McIlroy would fit in nicely with that group, seeing how's he's one of the pre-eminent golfers of his generation. So you can look at him finally breaking through today as merely history behaving itself.
And yet ...
And yet, it's the Masters.
It's Sunday.
It's Augusta National, Amen Corner and all that mess.
Gruesome car crashes in the final 18 holes are kind of a thing here, in other words. People hitting golf balls into ponds and creeks and up against pines, or deep into the patrons lining the ropes. Snap hooks sailing off into parts unknown. Putts in swim trunks and carrying beach towels rolling fast across the diabolical greens into bodies of water.

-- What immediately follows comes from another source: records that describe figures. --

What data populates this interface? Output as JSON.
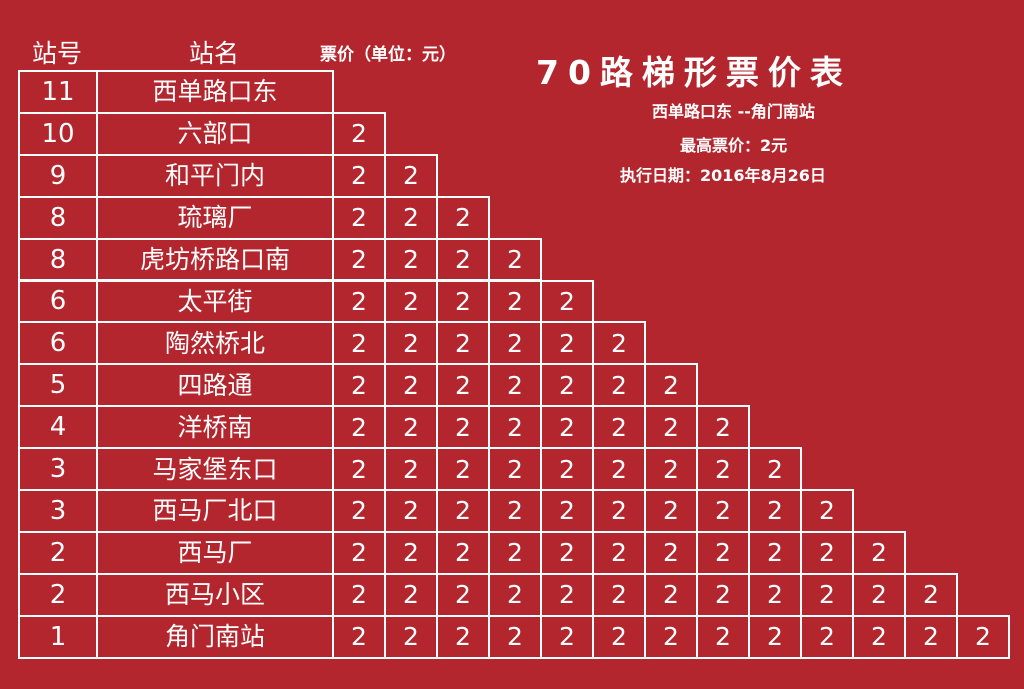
{
  "header": {
    "station_no_label": "站号",
    "station_name_label": "站名",
    "price_label": "票价（单位：元）"
  },
  "title": "70路梯形票价表",
  "route": "西单路口东 --角门南站",
  "max_fare": "最高票价：2元",
  "effective_date": "执行日期：2016年8月26日",
  "stations": [
    {
      "no": "11",
      "name": "西单路口东",
      "fares": []
    },
    {
      "no": "10",
      "name": "六部口",
      "fares": [
        "2"
      ]
    },
    {
      "no": "9",
      "name": "和平门内",
      "fares": [
        "2",
        "2"
      ]
    },
    {
      "no": "8",
      "name": "琉璃厂",
      "fares": [
        "2",
        "2",
        "2"
      ]
    },
    {
      "no": "8",
      "name": "虎坊桥路口南",
      "fares": [
        "2",
        "2",
        "2",
        "2"
      ]
    },
    {
      "no": "6",
      "name": "太平街",
      "fares": [
        "2",
        "2",
        "2",
        "2",
        "2"
      ]
    },
    {
      "no": "6",
      "name": "陶然桥北",
      "fares": [
        "2",
        "2",
        "2",
        "2",
        "2",
        "2"
      ]
    },
    {
      "no": "5",
      "name": "四路通",
      "fares": [
        "2",
        "2",
        "2",
        "2",
        "2",
        "2",
        "2"
      ]
    },
    {
      "no": "4",
      "name": "洋桥南",
      "fares": [
        "2",
        "2",
        "2",
        "2",
        "2",
        "2",
        "2",
        "2"
      ]
    },
    {
      "no": "3",
      "name": "马家堡东口",
      "fares": [
        "2",
        "2",
        "2",
        "2",
        "2",
        "2",
        "2",
        "2",
        "2"
      ]
    },
    {
      "no": "3",
      "name": "西马厂北口",
      "fares": [
        "2",
        "2",
        "2",
        "2",
        "2",
        "2",
        "2",
        "2",
        "2",
        "2"
      ]
    },
    {
      "no": "2",
      "name": "西马厂",
      "fares": [
        "2",
        "2",
        "2",
        "2",
        "2",
        "2",
        "2",
        "2",
        "2",
        "2",
        "2"
      ]
    },
    {
      "no": "2",
      "name": "西马小区",
      "fares": [
        "2",
        "2",
        "2",
        "2",
        "2",
        "2",
        "2",
        "2",
        "2",
        "2",
        "2",
        "2"
      ]
    },
    {
      "no": "1",
      "name": "角门南站",
      "fares": [
        "2",
        "2",
        "2",
        "2",
        "2",
        "2",
        "2",
        "2",
        "2",
        "2",
        "2",
        "2",
        "2"
      ]
    }
  ]
}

I don't know any of that will happen to Rory today, once again. I don't know if he'll smite another cabin, or hit six balls into Rae's Creek, or triple-doink a snap hook off a stately pine, a port-a-potty and the dome of Merle the insurance salesman from Colorado Springs.
I hope he doesn't.
I hope, for posterity's sake, he holds off DeChambeau, and doesn't get waylaid because one of his other pursuers -- a Corey Conners, say, or Patrick Reed or Ludvig Aberg -- lapses into unconsciousness and puts up some baroque number. The order of the golfing universe, or something, would be all out of round without Rory McIlroy finally donning a green jacket.
I'm still picking DeChambeau, however. I'm just mean that way.